Enhanced Effect of Phytoextraction on Arsenic-Contaminated Soil by Microbial Reduction

Abstract

The gradually increasing presence of arsenic, a highly toxic heavy metal, poses a significant threat to both soil environmental safety and human health. Pteris vittata has long been recognized as an efficient hyperaccumulator plant for arsenic pollution. However, the pattern of arsenic accumulation in soil impacts its bioavailability and restricts the extraction efficiency of Pteris vittata. To address this issue, microorganisms have the potential to improve the arsenic accumulation efficiency of Pteris vittata. In this work, we employed anthropogenic enrichment methods to extract functional iron–sulfur-reducing bacteria from soil as a raw material. These bacteria were then utilized to assist Pteris vittata in the phytoremediation of arsenic-contaminated soil. Furthermore, the utilization of organic fertilizer produced from fermented crop straw significantly boosted the remediation effect. This led to an increase in the accumulation efficiency of arsenic by Pteris vittata by 87.56%, while simultaneously reducing the content of available arsenic in the soil by 98.36%. Finally, the experimental phenomena were studied through a soil-microbial batch leaching test and plant potting test.

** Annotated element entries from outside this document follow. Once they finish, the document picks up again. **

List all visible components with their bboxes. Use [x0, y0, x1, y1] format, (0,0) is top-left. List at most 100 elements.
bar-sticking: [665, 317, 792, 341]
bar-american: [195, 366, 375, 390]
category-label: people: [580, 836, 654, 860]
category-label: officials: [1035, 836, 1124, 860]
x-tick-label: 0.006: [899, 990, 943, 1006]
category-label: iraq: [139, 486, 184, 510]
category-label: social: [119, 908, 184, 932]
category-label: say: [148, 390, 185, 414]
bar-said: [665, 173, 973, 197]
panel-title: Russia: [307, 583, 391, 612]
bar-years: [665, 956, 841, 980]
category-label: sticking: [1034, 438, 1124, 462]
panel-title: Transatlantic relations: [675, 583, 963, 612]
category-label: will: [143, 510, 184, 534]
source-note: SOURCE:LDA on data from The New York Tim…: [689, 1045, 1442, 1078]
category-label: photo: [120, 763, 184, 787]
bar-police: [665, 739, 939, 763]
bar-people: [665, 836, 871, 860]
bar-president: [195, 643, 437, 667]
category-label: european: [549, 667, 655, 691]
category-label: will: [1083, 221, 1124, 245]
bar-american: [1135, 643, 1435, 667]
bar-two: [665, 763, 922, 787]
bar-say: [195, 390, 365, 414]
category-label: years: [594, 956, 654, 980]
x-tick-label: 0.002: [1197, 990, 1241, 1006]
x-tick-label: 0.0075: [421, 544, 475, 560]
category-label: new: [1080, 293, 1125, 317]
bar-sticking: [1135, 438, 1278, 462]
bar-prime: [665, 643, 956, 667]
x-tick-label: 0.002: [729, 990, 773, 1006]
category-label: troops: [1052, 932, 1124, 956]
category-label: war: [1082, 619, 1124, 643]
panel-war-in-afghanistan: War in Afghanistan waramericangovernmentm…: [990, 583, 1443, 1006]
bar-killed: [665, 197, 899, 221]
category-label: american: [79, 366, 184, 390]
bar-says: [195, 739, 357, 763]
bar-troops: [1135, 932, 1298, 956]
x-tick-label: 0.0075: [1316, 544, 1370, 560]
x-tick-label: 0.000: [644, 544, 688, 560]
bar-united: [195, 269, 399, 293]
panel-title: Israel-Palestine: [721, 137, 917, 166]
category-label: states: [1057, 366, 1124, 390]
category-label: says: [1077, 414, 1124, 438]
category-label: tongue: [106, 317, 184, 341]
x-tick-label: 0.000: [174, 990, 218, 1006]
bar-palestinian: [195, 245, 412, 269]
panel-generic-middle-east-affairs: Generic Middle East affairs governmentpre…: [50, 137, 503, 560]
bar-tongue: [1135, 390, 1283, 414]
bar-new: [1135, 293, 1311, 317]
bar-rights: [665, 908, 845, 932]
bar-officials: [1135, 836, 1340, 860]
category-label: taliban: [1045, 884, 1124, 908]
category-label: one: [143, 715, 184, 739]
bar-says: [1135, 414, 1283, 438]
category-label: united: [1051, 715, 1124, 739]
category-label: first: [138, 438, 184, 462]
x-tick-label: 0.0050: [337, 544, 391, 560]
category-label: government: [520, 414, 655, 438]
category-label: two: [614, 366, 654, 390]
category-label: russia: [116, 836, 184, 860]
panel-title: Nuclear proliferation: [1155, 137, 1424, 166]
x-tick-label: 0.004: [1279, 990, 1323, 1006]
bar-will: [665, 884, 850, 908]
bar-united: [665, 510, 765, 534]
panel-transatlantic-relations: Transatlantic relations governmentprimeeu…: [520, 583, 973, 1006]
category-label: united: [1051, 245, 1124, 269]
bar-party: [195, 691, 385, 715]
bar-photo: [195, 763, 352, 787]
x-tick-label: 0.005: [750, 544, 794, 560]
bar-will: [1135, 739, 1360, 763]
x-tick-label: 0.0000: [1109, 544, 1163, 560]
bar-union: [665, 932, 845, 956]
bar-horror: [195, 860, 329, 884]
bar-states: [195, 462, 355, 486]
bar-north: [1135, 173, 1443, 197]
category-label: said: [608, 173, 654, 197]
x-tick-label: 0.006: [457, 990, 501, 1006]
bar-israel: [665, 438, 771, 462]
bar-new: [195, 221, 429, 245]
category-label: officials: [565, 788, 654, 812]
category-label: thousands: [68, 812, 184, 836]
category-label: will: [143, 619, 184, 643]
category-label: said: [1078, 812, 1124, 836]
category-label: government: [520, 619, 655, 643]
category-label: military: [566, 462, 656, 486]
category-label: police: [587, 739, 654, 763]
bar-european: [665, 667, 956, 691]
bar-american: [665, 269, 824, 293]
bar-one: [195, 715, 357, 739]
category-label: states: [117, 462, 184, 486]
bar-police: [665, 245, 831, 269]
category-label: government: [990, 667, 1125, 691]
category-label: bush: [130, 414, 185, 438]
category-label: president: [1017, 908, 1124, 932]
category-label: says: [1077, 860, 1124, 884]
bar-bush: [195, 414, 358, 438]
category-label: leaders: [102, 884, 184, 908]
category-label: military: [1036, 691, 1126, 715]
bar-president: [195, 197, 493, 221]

And the mechanism of the microorganism-catalyzed soil iron–sulfur geochemical cycle on arsenic release and transformation in soil as well as the extraction effect of Pteris vittata were systematically investigated using ICP, BCR sequential extraction and XPS analysis. The results demonstrated that using iron–sulfur-reducing microorganisms to enhance the phytoremediation effect is an effective strategy in the field of ecological restoration.